Son ouverture sur le monde s’opère durant ses années à l’ambassade de France à Singapour, où il est attaché de presse de 1968 à 1993. La fréquentation de collègues francophones lui permet d’aiguiser sa connaissance et sa compréhension des mouvements artistiques et littéraires du monde occidental, confirmées ensuite lors de rencontres avec des artistes et intellectuels de France et d’ailleurs. Son apprentissage du français facilite l’approche de la littérature francophone. Dans cette période il rencontre Henri Michaux (à Paris en 1970, à nouveau en 1982), dont il a traduit en chinois Au pays de la magie (Gallimard, collection Ailleurs), des extraits de Voyage en Grande Carabagne (Gallimard, coll. Ailleurs poésie), Un certain Plume (Gallimard), et Portrait d’homme (L’Herne). C’est également durant ces années à l’ambassade que la créativité de Tan est reconnue : médaille d’or au Salon des artistes français (Paris 1985), nommé Membre correspondant de l’Académie des beaux-arts de l’Institut de France (1987), chevalier des Arts et Lettres (1987). Après son départ de l’ambassade, ses liens avec la France demeurent, et il est promu Officier de la Légion d’honneur (2006). Cette reconnaissance « française » s’accompagne d’une notoriété plus large (voir ci-dessous Prix, titres et distinctions honorifiques). Au cours de la dernière décennie du XXe siècle, l’œuvre de Tan commence à être connue en Chine.

C’est à partir de 1995 que, sous l’impulsion de Deng Xiaoping, la Chine s’inspire d’expériences économiques étrangères : Singapour apparaît alors, aux yeux des dirigeants chinois, comme un modèle de prospérité et de « développement ordonné» sous la férule du premier ministre de la cité-État, Lee Kwan Yew. À la faveur de ce nouveau dynamisme économique et industriel, de nouveaux échanges se nouent entre artistes chinois et asiatiques, et Tan Swie Hian en est l’un des premiers bénéficiaires. Il est intéressant d’observer que si l’essor créatif en Chine est indiscutable durant cette période, peu d’artistes non citoyens chinois sont invités à fournir une œuvre artistique pour un lieu public, comme Tan est invité à le faire au Jardin de Toute Sagesse (voir plus bas), ou avec la stèle monumentale marquant l’entrée d’un site touristique d’importance nationale (voir plus bas). Au fil des ans, la réputation de Tan s’étend de Singapour à l’Asie, puis au-delà de cette région. En 1998, il figure parmi les 98 artistes  contemporains retenus par l’Organisation des Nations unies pour marquer le 50e anniversaire de l’adoption de la Déclaration universelle des droits de l’homme (en compagnie, entre autres, de Boey, Christo, et Hockney). Dans la création artistique de l’Asie contemporaine, les œuvres de Tan, notamment ses peintures, calligraphies et portraits à l’encre de Chine, figurent actuellement parmi les plus cotées. L’un de ses tableaux, Quand arrive la pleine lune (When the moon is orbed, huile et acrylique) établit un record de vente en 2012 à Pékin (au Beijing Poly Autumn Auction: Modern & Contemporary Chinese Art Evening Sale), les enchères atteignant RMB 18,9 millions, soit environ 3 millions de $ à l’époque.

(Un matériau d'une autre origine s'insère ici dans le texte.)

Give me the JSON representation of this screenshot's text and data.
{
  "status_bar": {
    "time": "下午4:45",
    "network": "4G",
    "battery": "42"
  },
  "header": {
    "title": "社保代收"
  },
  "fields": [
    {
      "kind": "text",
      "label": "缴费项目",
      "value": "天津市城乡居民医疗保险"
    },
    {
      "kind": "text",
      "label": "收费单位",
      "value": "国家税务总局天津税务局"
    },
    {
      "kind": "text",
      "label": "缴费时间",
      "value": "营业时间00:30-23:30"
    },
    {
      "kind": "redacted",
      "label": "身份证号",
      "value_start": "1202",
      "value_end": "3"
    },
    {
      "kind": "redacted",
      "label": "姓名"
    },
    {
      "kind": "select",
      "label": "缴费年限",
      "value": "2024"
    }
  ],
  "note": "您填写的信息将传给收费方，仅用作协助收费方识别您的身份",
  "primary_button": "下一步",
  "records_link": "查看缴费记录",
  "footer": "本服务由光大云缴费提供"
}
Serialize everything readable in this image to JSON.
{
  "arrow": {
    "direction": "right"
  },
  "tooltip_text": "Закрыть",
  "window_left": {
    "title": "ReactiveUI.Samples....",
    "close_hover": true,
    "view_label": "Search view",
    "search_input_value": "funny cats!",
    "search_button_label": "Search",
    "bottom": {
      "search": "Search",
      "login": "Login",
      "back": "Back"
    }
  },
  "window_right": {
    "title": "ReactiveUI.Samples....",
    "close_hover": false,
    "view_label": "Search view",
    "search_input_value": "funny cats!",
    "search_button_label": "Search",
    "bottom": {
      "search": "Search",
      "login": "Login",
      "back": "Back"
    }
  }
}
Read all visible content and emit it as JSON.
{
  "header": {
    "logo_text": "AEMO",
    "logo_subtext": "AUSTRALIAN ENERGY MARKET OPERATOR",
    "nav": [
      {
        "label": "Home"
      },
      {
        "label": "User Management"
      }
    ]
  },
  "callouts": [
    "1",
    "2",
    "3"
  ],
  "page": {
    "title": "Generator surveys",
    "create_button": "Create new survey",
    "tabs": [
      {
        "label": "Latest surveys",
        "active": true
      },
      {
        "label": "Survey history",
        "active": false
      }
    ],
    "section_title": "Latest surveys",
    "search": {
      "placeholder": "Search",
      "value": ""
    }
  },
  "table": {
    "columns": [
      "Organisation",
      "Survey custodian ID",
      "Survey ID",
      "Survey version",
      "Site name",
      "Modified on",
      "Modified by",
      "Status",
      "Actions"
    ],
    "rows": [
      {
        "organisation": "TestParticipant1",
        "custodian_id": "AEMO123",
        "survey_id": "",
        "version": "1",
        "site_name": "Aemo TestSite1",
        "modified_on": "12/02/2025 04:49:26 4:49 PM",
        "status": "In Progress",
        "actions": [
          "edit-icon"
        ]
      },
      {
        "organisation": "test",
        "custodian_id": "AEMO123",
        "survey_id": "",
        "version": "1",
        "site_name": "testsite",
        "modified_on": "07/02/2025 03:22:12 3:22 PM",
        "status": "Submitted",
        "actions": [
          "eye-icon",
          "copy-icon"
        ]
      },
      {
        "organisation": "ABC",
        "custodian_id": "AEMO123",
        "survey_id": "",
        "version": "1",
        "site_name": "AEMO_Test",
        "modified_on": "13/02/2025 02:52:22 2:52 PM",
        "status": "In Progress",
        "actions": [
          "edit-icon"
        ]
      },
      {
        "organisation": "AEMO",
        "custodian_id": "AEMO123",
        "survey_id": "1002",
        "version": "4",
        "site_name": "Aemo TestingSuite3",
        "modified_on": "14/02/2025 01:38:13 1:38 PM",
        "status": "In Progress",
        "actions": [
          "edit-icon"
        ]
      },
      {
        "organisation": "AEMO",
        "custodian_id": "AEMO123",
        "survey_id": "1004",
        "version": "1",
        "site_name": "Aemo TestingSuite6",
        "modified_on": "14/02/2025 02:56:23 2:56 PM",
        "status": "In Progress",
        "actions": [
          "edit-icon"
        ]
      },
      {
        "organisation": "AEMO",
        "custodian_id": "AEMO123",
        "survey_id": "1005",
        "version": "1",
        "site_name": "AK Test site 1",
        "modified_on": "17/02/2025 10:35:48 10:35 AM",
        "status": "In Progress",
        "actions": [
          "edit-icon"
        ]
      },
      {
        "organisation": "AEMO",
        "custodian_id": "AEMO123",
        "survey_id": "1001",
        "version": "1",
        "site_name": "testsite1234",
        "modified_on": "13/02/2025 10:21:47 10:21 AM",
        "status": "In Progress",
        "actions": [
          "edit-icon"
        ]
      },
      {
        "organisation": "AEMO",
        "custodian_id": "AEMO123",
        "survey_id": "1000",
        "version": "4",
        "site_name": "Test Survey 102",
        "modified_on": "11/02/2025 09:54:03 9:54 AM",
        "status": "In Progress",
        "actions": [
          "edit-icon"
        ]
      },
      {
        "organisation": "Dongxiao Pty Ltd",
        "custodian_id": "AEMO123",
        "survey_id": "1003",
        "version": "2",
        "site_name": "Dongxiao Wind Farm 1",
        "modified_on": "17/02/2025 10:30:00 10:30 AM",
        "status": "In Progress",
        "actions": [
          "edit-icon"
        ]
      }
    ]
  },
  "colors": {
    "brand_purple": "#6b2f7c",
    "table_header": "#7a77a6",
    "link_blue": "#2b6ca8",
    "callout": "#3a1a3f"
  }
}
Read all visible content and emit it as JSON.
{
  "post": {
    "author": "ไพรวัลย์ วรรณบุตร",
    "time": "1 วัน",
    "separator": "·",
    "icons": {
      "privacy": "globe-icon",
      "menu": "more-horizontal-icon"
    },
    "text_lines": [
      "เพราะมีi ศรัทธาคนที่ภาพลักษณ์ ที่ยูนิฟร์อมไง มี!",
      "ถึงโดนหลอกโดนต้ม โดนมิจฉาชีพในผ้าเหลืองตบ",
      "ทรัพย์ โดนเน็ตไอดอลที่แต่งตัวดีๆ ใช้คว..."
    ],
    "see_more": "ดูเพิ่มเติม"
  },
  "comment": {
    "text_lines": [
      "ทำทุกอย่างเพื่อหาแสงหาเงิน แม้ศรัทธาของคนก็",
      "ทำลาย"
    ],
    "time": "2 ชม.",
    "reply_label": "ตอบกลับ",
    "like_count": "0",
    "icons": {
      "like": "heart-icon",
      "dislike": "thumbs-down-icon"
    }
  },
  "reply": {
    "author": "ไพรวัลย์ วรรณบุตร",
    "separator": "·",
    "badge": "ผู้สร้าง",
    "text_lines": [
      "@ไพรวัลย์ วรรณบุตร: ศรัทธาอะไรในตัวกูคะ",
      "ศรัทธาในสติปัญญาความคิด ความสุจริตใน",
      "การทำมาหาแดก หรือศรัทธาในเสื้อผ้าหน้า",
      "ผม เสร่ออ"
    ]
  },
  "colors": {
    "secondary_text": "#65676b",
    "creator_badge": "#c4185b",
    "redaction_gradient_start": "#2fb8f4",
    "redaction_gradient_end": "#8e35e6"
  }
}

La première exposition particulière de Tan, en 1973, centrée sur des thèmes bouddhiques, met en valeur sa peinture à l’huile. Puis, pendant quatre ans, il interrompt toute production picturale. Un collègue et ami, Michel Deverge (à l’époque, conseiller culturel à l’ambassade de France à Singapour) menace de ne plus le voir s’il ne se remet pas à la peinture : relevant ce défi, Tan reprend ses expérimentations, et il en résulte en 1978 une exposition au Musée Gauguin à Tahiti, à l’initiative de Deverge. Une vision bouddhiste du monde traverse toute l’œuvre de Tan, où l’on rencontre des figures du panthéon, l’illustration de sutras, le rappel des principes éthiques qui fondent cette école de pensée et son idéal de vie. Comme dans sa calligraphie, on trouve aussi dans les peintures de Tan des références à la discipline zen (chinois traditionnel : 禪, chinois simplifié : 禅, pinyin chán) qui célèbre la spontanéité, le dépassement des contraintes humaines, l’harmonie avec l’univers.

Ayant vécu la plus grande partie de sa vie à Singapour, ville tôt ouverte aux influences occidentales, Tan se reconnaît aussi bien dans les thèmes occidentaux qu’asiatiques. Dans sa formation artistique, les maîtres chinois occupent une place éminente : ainsi, la visite qu’il effectue en 1980 chez Chang Dai-Chien (Zhang Daqian, 张大千 ; 1899-1983), dans la résidence du maître à Taipei (Taïwan), constitue une sorte de pèlerinage. Tan a d’ailleurs fait de Zhang Daqian un portrait à l’encre de Chine.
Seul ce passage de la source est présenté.